Chapman Capital piles pressure on eSpeed following patent ruling

Chapman Capital piles pressure on eSpeed following patent ruling

After last week disclosing a 9.3% stake in e-trading operation eSpeed and calling for a formal split from interdealer broker Cantor Fitzgerald, investment advisor Chapman Capital has demanded that eSpeed's board of directors retain an independent auditor to review the two entities' joint services agreement (JSA).

The escalation of the public spat between Cantor Fitzgerald and eSpeed's largest shareholder follows a recent Appeals court ruling against the firm's long-running patent dispute with rival broker Icap.

The ruling found that Cantor's electronic bond trading patent was unenforceable due to the firm's "inequitable conduct" in the prosecution of the patent. Specifically, Circuit Judge Kimberly Moore wrote in her 17-page ruling that Cantor's "declarations included material false statements and were submitted with an intent to deceive".

Robert Chapman, managing member of Chapman Capital, argues that as a result of the ruling, eSpeed itself may continue to incur significant licensing and other expenses, or may relinquish significant market data and other revenues, unnecessarily for the benefit of Cantor Fitzgerald.

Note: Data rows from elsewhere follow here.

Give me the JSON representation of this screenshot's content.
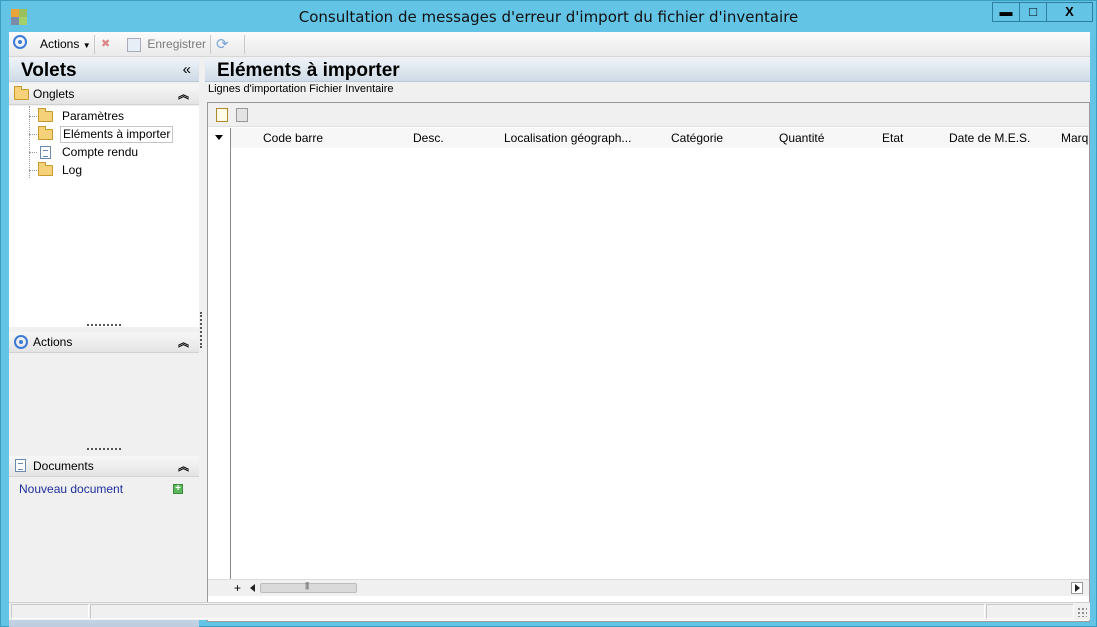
{
  "window": {
    "title": "Consultation de messages d'erreur d'import du fichier d'inventaire",
    "controls": {
      "minimize": "▬",
      "maximize": "□",
      "close": "X"
    }
  },
  "toolbar": {
    "actions_label": "Actions",
    "save_label": "Enregistrer"
  },
  "left_pane": {
    "title": "Volets",
    "collapse_glyph": "«",
    "sections": {
      "onglets": {
        "label": "Onglets",
        "items": [
          {
            "label": "Paramètres",
            "icon": "folder-icon"
          },
          {
            "label": "Eléments à importer",
            "icon": "folder-open-icon",
            "selected": true
          },
          {
            "label": "Compte rendu",
            "icon": "document-icon"
          },
          {
            "label": "Log",
            "icon": "folder-icon"
          }
        ]
      },
      "actions": {
        "label": "Actions"
      },
      "documents": {
        "label": "Documents",
        "new_document": "Nouveau document"
      }
    }
  },
  "main": {
    "title": "Eléments à importer",
    "subtitle": "Lignes d'importation Fichier Inventaire",
    "grid": {
      "columns": [
        "Code barre",
        "Desc.",
        "Localisation géograph...",
        "Catégorie",
        "Quantité",
        "Etat",
        "Date de M.E.S.",
        "Marq"
      ],
      "rows": [],
      "add_row_glyph": "+"
    }
  },
  "status": {
    "cells": [
      "",
      "",
      ""
    ]
  }
}
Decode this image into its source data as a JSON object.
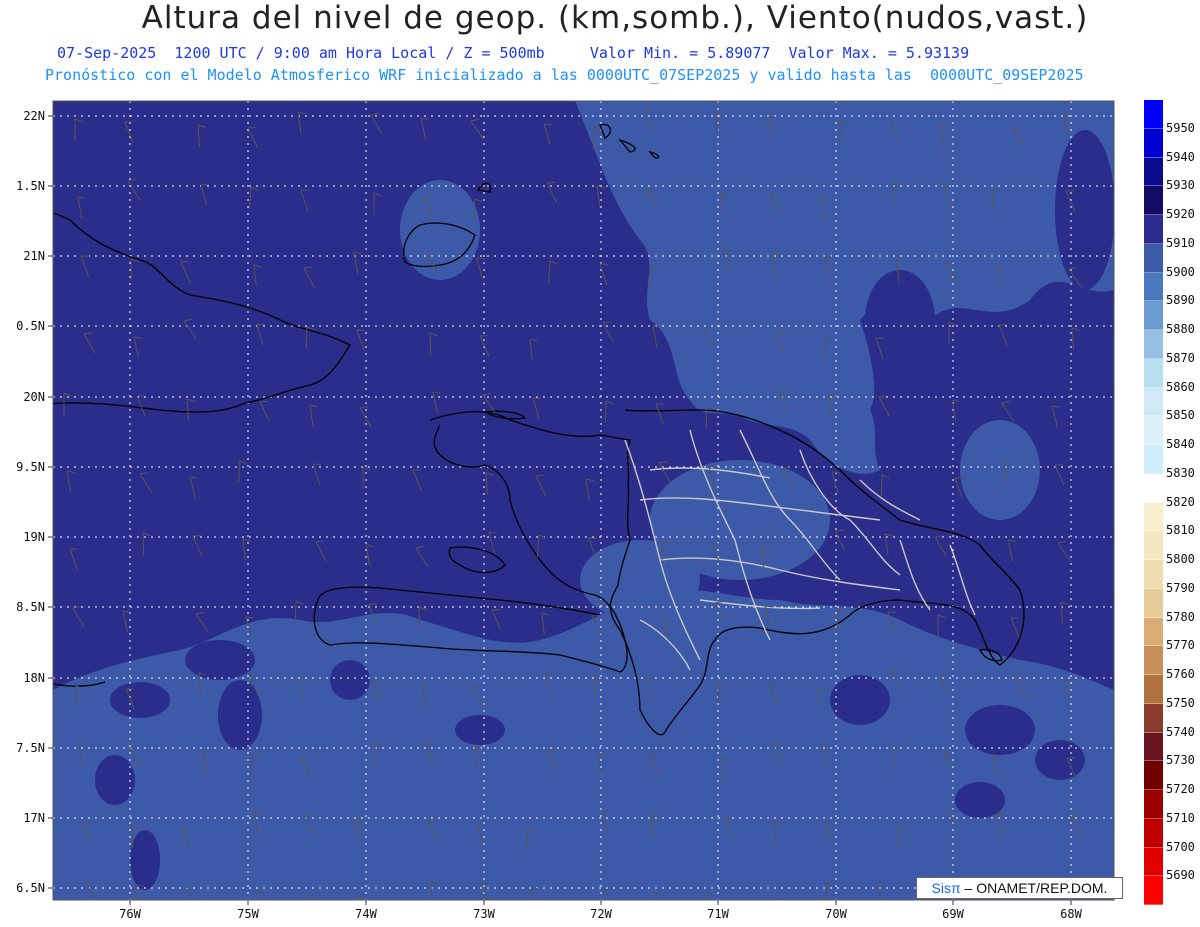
{
  "title": "Altura del nivel de geop. (km,somb.), Viento(nudos,vast.)",
  "subtitle": "07-Sep-2025  1200 UTC / 9:00 am Hora Local / Z = 500mb     Valor Min. = 5.89077  Valor Max. = 5.93139",
  "model_info": "Pronóstico con el Modelo Atmosferico WRF inicializado a las 0000UTC_07SEP2025 y valido hasta las  0000UTC_09SEP2025",
  "lat_labels": [
    "22N",
    "1.5N",
    "21N",
    "0.5N",
    "20N",
    "9.5N",
    "19N",
    "8.5N",
    "18N",
    "7.5N",
    "17N",
    "6.5N"
  ],
  "lon_labels": [
    "76W",
    "75W",
    "74W",
    "73W",
    "72W",
    "71W",
    "70W",
    "69W",
    "68W"
  ],
  "legend": {
    "levels": [
      "5950",
      "5940",
      "5930",
      "5920",
      "5910",
      "5900",
      "5890",
      "5880",
      "5870",
      "5860",
      "5850",
      "5840",
      "5830",
      "5820",
      "5810",
      "5800",
      "5790",
      "5780",
      "5770",
      "5760",
      "5750",
      "5740",
      "5730",
      "5720",
      "5710",
      "5700",
      "5690"
    ],
    "colors": [
      "#0000ff",
      "#0000d2",
      "#0a0a8c",
      "#140a66",
      "#2a2a8f",
      "#3c5aa8",
      "#4a78be",
      "#6a9bd0",
      "#95c0e2",
      "#b8dff0",
      "#cfeaf6",
      "#dcf0fa",
      "#cdeefa",
      "#ffffff",
      "#f8f0cc",
      "#f5e8c0",
      "#efdcb0",
      "#e8cc98",
      "#d8ac74",
      "#c89058",
      "#b07040",
      "#8a3a2a",
      "#6a1420",
      "#700000",
      "#9a0000",
      "#c00000",
      "#e00000",
      "#ff0000"
    ]
  },
  "credit": {
    "sis": "Sisπ",
    "org": "– ONAMET/REP.DOM."
  },
  "colors": {
    "field_high": "#2b2d8a",
    "field_low": "#3e5da8",
    "coast": "#000000",
    "borders": "#c8c8c8",
    "grid": "#ffffff",
    "barbs": "#555555"
  }
}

"Given that eSpeed's board of directors apparently has approved CEO Howard Lutnick's decision to have eSpeed expend extraordinary sums on this patent litigation alone, purportedly for the benefit of eSpeed itself, it would be egregiously canting for eSpeed's doard to reject Chapman Capital's demand that a fraction of such legal costs be expended to scrutinise the legitimacy and fairness off all significant inter-company agreements and policies."

Cantor Fitzgerald and eSpeed have so far declined to comment on the Chapman campaign.